The data processing community provides various application services such as data analysis, mining, simulation and modelling, visualisation, and experimental software tools, in order to facilitate the use of the data. We consider scenarios of service oriented computing paradigm which is adopted by the ENVRI implementation model, and identify the key roles as below. These concepts are along the lines of the existing standards such as OASIS Reference Model for Service Oriented Architecture.
- Data Provider: Either an active or a passive role, which is an entity providing the data to be used.
- Service: A passive role, in which a functionality for processing data is made available for general use.
- Service Consumer: Either an active or a passive role, which is an entity using the services provided.
- Service Provider: Either an active or a passive role, which is an entity providing the services to be used.
- Service Registry: A passive role, which is an information system for registering services.
- Capacity Manager: An active role, which is a person who manages and ensures that the IT capacity meets current and future business requirements in a cost-effective manner.
- Data Processing Subsystem: In the Science Viewpoint, the data processing subsystem represents a passive role of the data processing community. It is the part of the research infrastructure providing services for data processing. These services could require authorisation at different levels for different roles.

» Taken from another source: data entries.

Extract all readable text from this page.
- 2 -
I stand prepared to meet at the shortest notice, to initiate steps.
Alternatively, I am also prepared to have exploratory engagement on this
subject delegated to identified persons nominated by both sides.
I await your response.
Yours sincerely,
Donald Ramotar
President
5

- Processing Environment Planner: An active agent that plans how to optimally manage and execute a data processing activity using RI services and the underlying e-infrastructure resources (handling sub-activities such as data staging, data analysis/mining and result retrieval).

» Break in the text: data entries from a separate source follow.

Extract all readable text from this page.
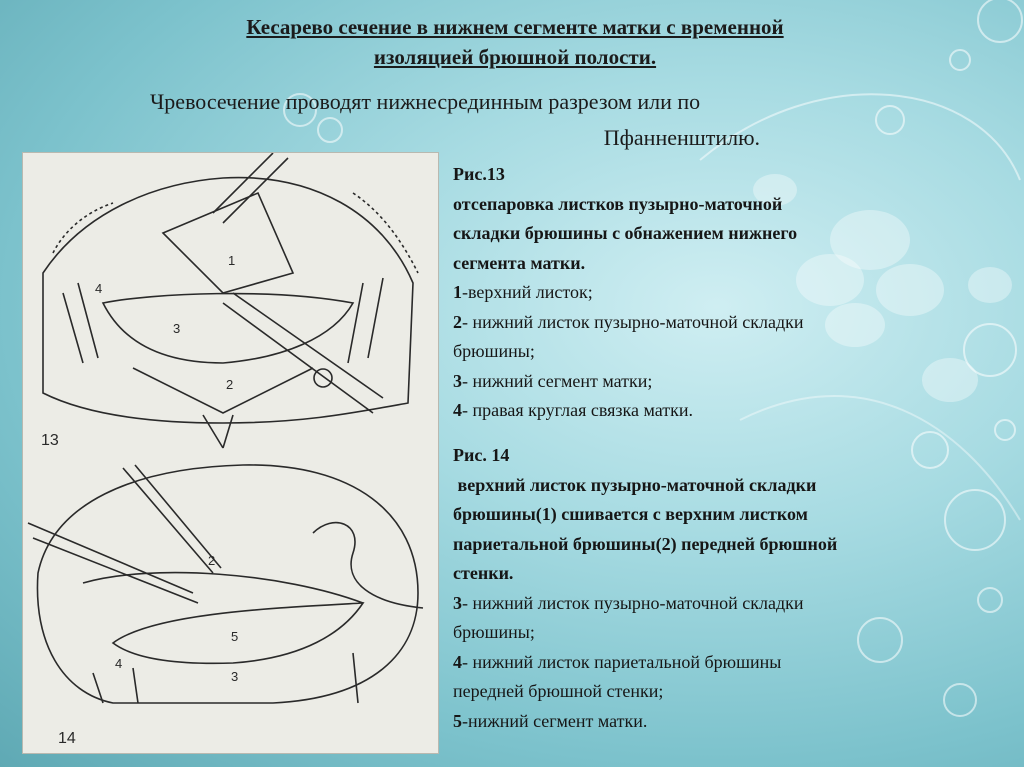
Кесарево сечение в нижнем сегменте матки с временной
изоляцией брюшной полости.
Чревосечение проводят нижнесрединным разрезом или по
Пфанненштилю.
13
1
2
3
4
14
2
3
4
5
Рис.13
отсепаровка листков пузырно-маточной
складки брюшины с обнажением нижнего
сегмента матки.
1-верхний листок;
2- нижний листок пузырно-маточной складки
брюшины;
3- нижний сегмент матки;
4- правая круглая связка матки.
Рис. 14
верхний листок пузырно-маточной складки
брюшины(1) сшивается с верхним листком
париетальной брюшины(2) передней брюшной
стенки.
3- нижний листок пузырно-маточной складки
брюшины;
4- нижний листок париетальной брюшины
передней брюшной стенки;
5-нижний сегмент матки.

The behaviours of the data processing community are described at Processing Behaviours.
The main role in the data use community is a user who is the ultimate consumer of data, applications and services. Depending on the purposes of use, a user can be one of the following active roles:
- Scientist (synonym: Researcher): An active role, which is a person who makes use of the data and application services to conduct scientific research.
- Engineer (synonym: Technologist): An active role, which is a person who develops and maintains the research infrastructure.

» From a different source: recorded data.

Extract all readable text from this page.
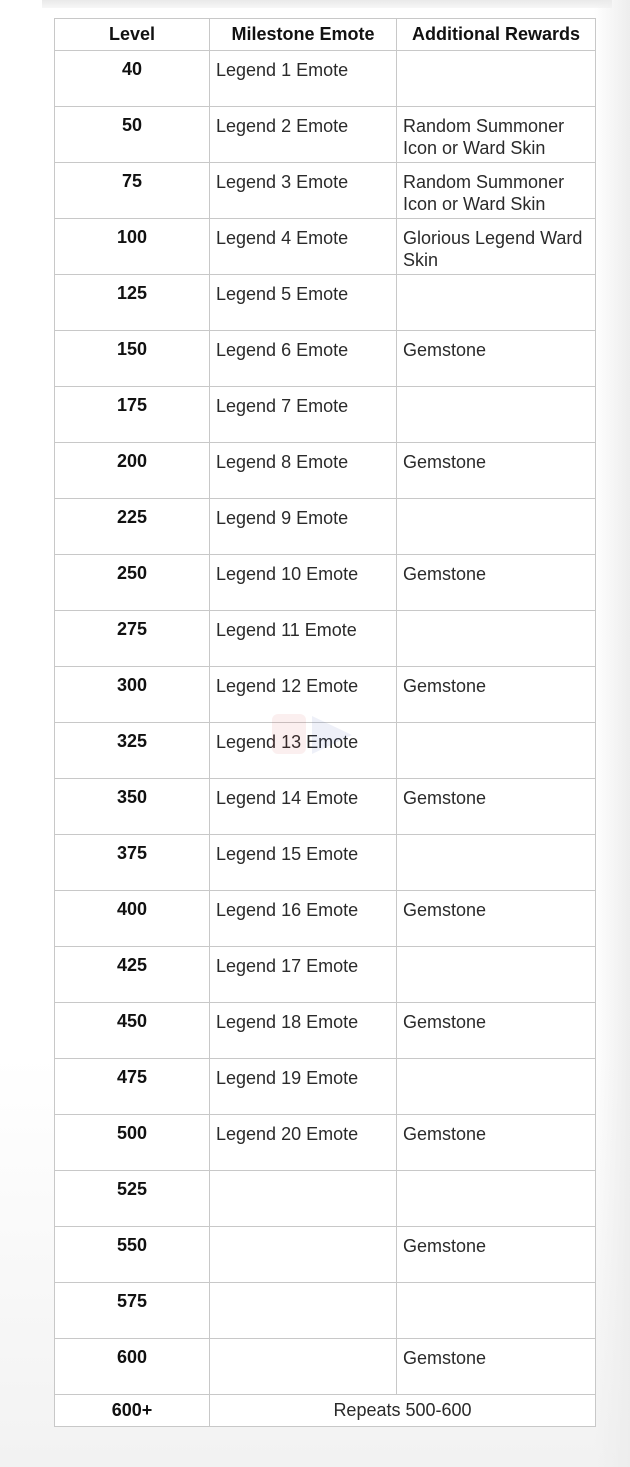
Level	Milestone Emote	Additional Rewards
40	Legend 1 Emote	
50	Legend 2 Emote	Random Summoner Icon or Ward Skin
75	Legend 3 Emote	Random Summoner Icon or Ward Skin
100	Legend 4 Emote	Glorious Legend Ward Skin
125	Legend 5 Emote	
150	Legend 6 Emote	Gemstone
175	Legend 7 Emote	
200	Legend 8 Emote	Gemstone
225	Legend 9 Emote	
250	Legend 10 Emote	Gemstone
275	Legend 11 Emote	
300	Legend 12 Emote	Gemstone
325	Legend 13 Emote	
350	Legend 14 Emote	Gemstone
375	Legend 15 Emote	
400	Legend 16 Emote	Gemstone
425	Legend 17 Emote	
450	Legend 18 Emote	Gemstone
475	Legend 19 Emote	
500	Legend 20 Emote	Gemstone
525		
550		Gemstone
575		
600		Gemstone
600+	Repeats 500-600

- Educator (synonym: Trainer): An active role, which is a person who makes use of the data and application services for education and training purposes.
- Policy Maker (synonym: Decision Maker): An active role, which is a person who makes decisions based on the data evidence.
- Stakeholder (synonyms: Private Investor, Private Consultant ): An active role, which is undertaken by a person who makes use of the data and application service for predicting markets so as to make business decisions on producing related commercial products.
- Citizen (synonyms: General Public, Media): An active role, which is a person or organisation interested in understanding the knowledge delivered by an environmental science research infrastructure, or discovering and exploring the knowledge base enabled by the research infrastructure.
- Citizen Scientist: An active role, member of the general public who engages in scientific work, often in collaboration with or under the direction of professional scientists and scientific institutions (also known as amateur scientist).
- Data Use Subsystem: In the Science Viewpoint, the data use subsystem represents a passive role of the data use community. It is the part of the research infrastructure supporting the access of users to an infrastructure. The data use subsystem manages, and tracks user activities and supports users to conduct their roles in different communities.
The behaviours of the data use community are described at Use Behaviours.